Dois anos depois, mais maduro, e acredito que confiante, para dar prosseguimento ao seu trabalho como escritor, em editora nova, agora pela Confraria do vento, Sergio Tavares apresenta um novo livro de contos, deixando de lado a obscuridade psíquica que permeia em sua primeira obra, para traçar histórias com forte teor poético, e quase que reflexivas, que reunidas formam: Queda da própria altura.

O que permaneceu, e que notoriamente já era observado em Cavala, foi a soberania com a palavra, que em sua obra anterior revelara-se menos poética e mais visceral, explorando as compulsões e a sexualidade exacerbadas de suas personagens.

Em Queda da própria altura vemos a composição de um quadro feito não em uma tela, mas na superfície branca de nossa mente.
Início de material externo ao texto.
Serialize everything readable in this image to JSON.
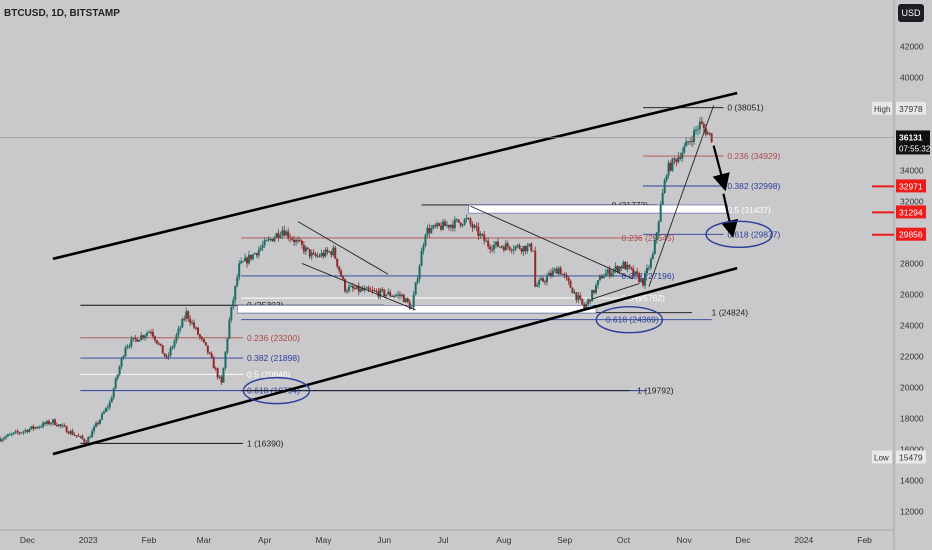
{
  "header": {
    "symbol": "BTCUSD, 1D, BITSTAMP",
    "currency_button": "USD"
  },
  "colors": {
    "bg": "#c9c9cb",
    "up": "#1d6b63",
    "down": "#8e2a2a",
    "fib_red": "#b04a4a",
    "fib_blue": "#2a3d9a",
    "axis_text": "#333333",
    "price_red": "#ee1b1b"
  },
  "chart_data": {
    "type": "candlestick",
    "ylim": [
      10800,
      45000
    ],
    "xlim": [
      "2022-11-17",
      "2024-02-16"
    ],
    "y_ticks": [
      12000,
      14000,
      16000,
      18000,
      20000,
      22000,
      24000,
      26000,
      28000,
      30000,
      32000,
      34000,
      36000,
      38000,
      40000,
      42000
    ],
    "y_tick_labels": [
      "12000",
      "14000",
      "16000",
      "18000",
      "20000",
      "22000",
      "24000",
      "26000",
      "28000",
      "30000",
      "32000",
      "34000",
      "36000",
      "38000",
      "40000",
      "42000"
    ],
    "x_ticks": [
      {
        "date": "2022-12-01",
        "label": "Dec"
      },
      {
        "date": "2023-01-01",
        "label": "2023"
      },
      {
        "date": "2023-02-01",
        "label": "Feb"
      },
      {
        "date": "2023-03-01",
        "label": "Mar"
      },
      {
        "date": "2023-04-01",
        "label": "Apr"
      },
      {
        "date": "2023-05-01",
        "label": "May"
      },
      {
        "date": "2023-06-01",
        "label": "Jun"
      },
      {
        "date": "2023-07-01",
        "label": "Jul"
      },
      {
        "date": "2023-08-01",
        "label": "Aug"
      },
      {
        "date": "2023-09-01",
        "label": "Sep"
      },
      {
        "date": "2023-10-01",
        "label": "Oct"
      },
      {
        "date": "2023-11-01",
        "label": "Nov"
      },
      {
        "date": "2023-12-01",
        "label": "Dec"
      },
      {
        "date": "2024-01-01",
        "label": "2024"
      },
      {
        "date": "2024-02-01",
        "label": "Feb"
      }
    ],
    "series": [
      {
        "name": "BTCUSD",
        "closes": [
          {
            "date": "2022-11-17",
            "close": 16700
          },
          {
            "date": "2022-12-14",
            "close": 17800
          },
          {
            "date": "2022-12-31",
            "close": 16500
          },
          {
            "date": "2023-01-12",
            "close": 19000
          },
          {
            "date": "2023-01-20",
            "close": 22700
          },
          {
            "date": "2023-02-02",
            "close": 23700
          },
          {
            "date": "2023-02-10",
            "close": 21800
          },
          {
            "date": "2023-02-20",
            "close": 24800
          },
          {
            "date": "2023-03-03",
            "close": 22300
          },
          {
            "date": "2023-03-10",
            "close": 20200
          },
          {
            "date": "2023-03-14",
            "close": 24300
          },
          {
            "date": "2023-03-19",
            "close": 27800
          },
          {
            "date": "2023-04-10",
            "close": 30200
          },
          {
            "date": "2023-04-26",
            "close": 28400
          },
          {
            "date": "2023-05-06",
            "close": 28800
          },
          {
            "date": "2023-05-12",
            "close": 26400
          },
          {
            "date": "2023-06-10",
            "close": 25900
          },
          {
            "date": "2023-06-15",
            "close": 25100
          },
          {
            "date": "2023-06-22",
            "close": 30100
          },
          {
            "date": "2023-07-13",
            "close": 30800
          },
          {
            "date": "2023-07-24",
            "close": 29200
          },
          {
            "date": "2023-08-16",
            "close": 29000
          },
          {
            "date": "2023-08-17",
            "close": 26500
          },
          {
            "date": "2023-08-29",
            "close": 27700
          },
          {
            "date": "2023-09-11",
            "close": 25100
          },
          {
            "date": "2023-09-20",
            "close": 27200
          },
          {
            "date": "2023-10-01",
            "close": 27900
          },
          {
            "date": "2023-10-11",
            "close": 26800
          },
          {
            "date": "2023-10-16",
            "close": 28500
          },
          {
            "date": "2023-10-23",
            "close": 34000
          },
          {
            "date": "2023-11-01",
            "close": 35400
          },
          {
            "date": "2023-11-09",
            "close": 37000
          },
          {
            "date": "2023-11-15",
            "close": 36131
          }
        ]
      }
    ],
    "channel": {
      "upper": [
        {
          "date": "2022-12-14",
          "price": 28300
        },
        {
          "date": "2023-11-28",
          "price": 39000
        }
      ],
      "lower": [
        {
          "date": "2022-12-14",
          "price": 15700
        },
        {
          "date": "2023-11-28",
          "price": 27700
        }
      ]
    },
    "wedges": [
      {
        "upper": [
          {
            "date": "2023-04-18",
            "price": 30700
          },
          {
            "date": "2023-06-03",
            "price": 27300
          }
        ],
        "lower": [
          {
            "date": "2023-04-20",
            "price": 28000
          },
          {
            "date": "2023-06-17",
            "price": 25000
          }
        ]
      },
      {
        "upper": [
          {
            "date": "2023-07-15",
            "price": 31700
          },
          {
            "date": "2023-10-06",
            "price": 27000
          }
        ],
        "lower": [
          {
            "date": "2023-09-15",
            "price": 25700
          },
          {
            "date": "2023-10-09",
            "price": 26700
          }
        ]
      }
    ],
    "trendline": [
      {
        "date": "2023-10-14",
        "price": 26500
      },
      {
        "date": "2023-11-16",
        "price": 38200
      }
    ],
    "arrows": [
      {
        "from": {
          "date": "2023-11-16",
          "price": 35600
        },
        "to": {
          "date": "2023-11-21",
          "price": 33200
        }
      },
      {
        "from": {
          "date": "2023-11-21",
          "price": 32500
        },
        "to": {
          "date": "2023-11-25",
          "price": 30200
        }
      }
    ],
    "fib_sets": [
      {
        "levels": [
          {
            "label": "0 (25303)",
            "price": 25303,
            "color": "black"
          },
          {
            "label": "0.236 (23200)",
            "price": 23200,
            "color": "red"
          },
          {
            "label": "0.382 (21898)",
            "price": 21898,
            "color": "blue"
          },
          {
            "label": "0.5 (20846)",
            "price": 20846,
            "color": "white"
          },
          {
            "label": "0.618 (19794)",
            "price": 19794,
            "color": "blue"
          },
          {
            "label": "1 (16390)",
            "price": 16390,
            "color": "black"
          }
        ]
      },
      {
        "levels": [
          {
            "label": "0 (31773)",
            "price": 31773,
            "color": "black"
          },
          {
            "label": "0.236 (29645)",
            "price": 29645,
            "color": "red"
          },
          {
            "label": "0.382 (27196)",
            "price": 27196,
            "color": "blue"
          },
          {
            "label": "0.5 (25762)",
            "price": 25762,
            "color": "white"
          },
          {
            "label": "0.618 (24369)",
            "price": 24369,
            "color": "blue"
          },
          {
            "label": "1 (24824)",
            "price": 24824,
            "color": "black"
          },
          {
            "label": "1 (19792)",
            "price": 19792,
            "color": "black"
          }
        ]
      },
      {
        "levels": [
          {
            "label": "0 (38051)",
            "price": 38051,
            "color": "black"
          },
          {
            "label": "0.236 (34929)",
            "price": 34929,
            "color": "red"
          },
          {
            "label": "0.382 (32998)",
            "price": 32998,
            "color": "blue"
          },
          {
            "label": "0.5 (31437)",
            "price": 31437,
            "color": "white"
          },
          {
            "label": "0.618 (29877)",
            "price": 29877,
            "color": "blue"
          }
        ]
      }
    ],
    "zones": [
      {
        "from": "2023-03-18",
        "to": "2023-09-17",
        "top": 25303,
        "bottom": 24800
      },
      {
        "from": "2023-07-14",
        "to": "2023-11-23",
        "top": 31773,
        "bottom": 31250
      }
    ],
    "price_axis_labels": [
      {
        "name": "high",
        "tag": "High",
        "value": "37978",
        "price": 37978
      },
      {
        "name": "last",
        "value": "36131",
        "sub": "07:55:32",
        "price": 36131
      },
      {
        "name": "level-32971",
        "value": "32971",
        "price": 32971
      },
      {
        "name": "level-31294",
        "value": "31294",
        "price": 31294
      },
      {
        "name": "level-29856",
        "value": "29856",
        "price": 29856
      },
      {
        "name": "low",
        "tag": "Low",
        "value": "15479",
        "price": 15479
      }
    ]
  }
}
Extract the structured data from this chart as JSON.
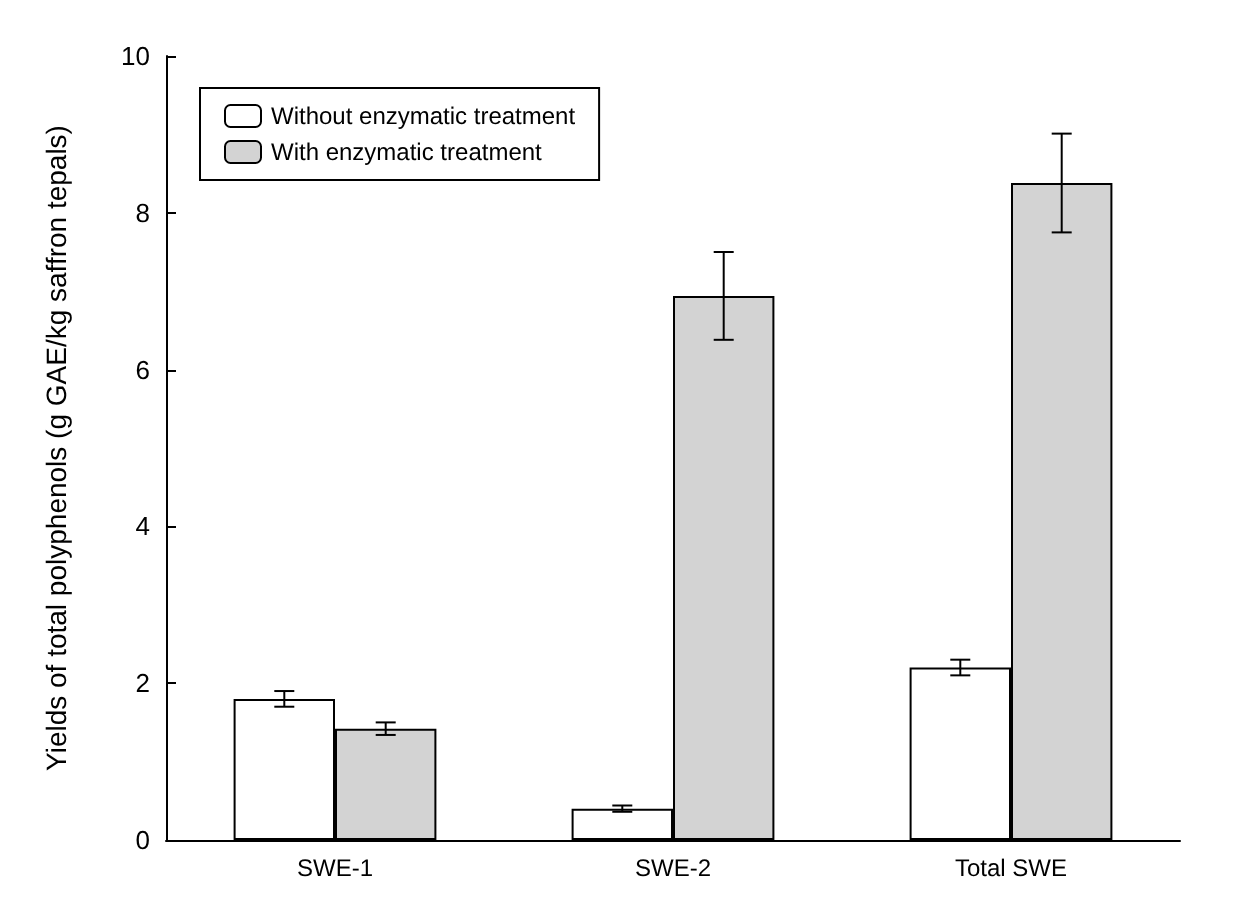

O detalhismo das paisagens, o tom confessional de suas personagens, o deslocamento da realidade com a vida interior, esta majoritariamente tão vasta e eloquente; cada momento parecendo rodar como um filme em câmera lenta, onde os olhos observam tudo ao seu redor, sem escapar nada.

Ao todo, o livro é constituído de nove contos divididos em três momentos intitulados como: impulso, voo e queda. Para quem for leitor de primeira viagem dos textos de Tavares, irá estranhar o início dos parágrafos, os quais todos eles iniciam-se com letra minúscula. Mas é só uma característica do escritor, que também já foi usada por outros, como é o caso de Clarice Lispector, em Uma aprendizagem ou o livro dos prazeres (onde também a autora abre o primeiro parágrafo do livro com uma vírgula).

O que me parece é que, no segundo trabalho de Sérgio Tavares, o escritor sabia o tempo todo da unidade que queria dar ao livro, já que tudo é muito bem elucidado durante o trajeto que fazemos em cada história. E para tal, a escolha do título que chamou-me atenção logo de cara.

A queda neste caso é apenas a libertação do corpo, o desvencilhamento com o material; a alma entregue à levitação quando posto o leitor à experiência magna com a literatura do jovem escritor Sérgio Tavares — esta a qual, rica e de primeira qualidade.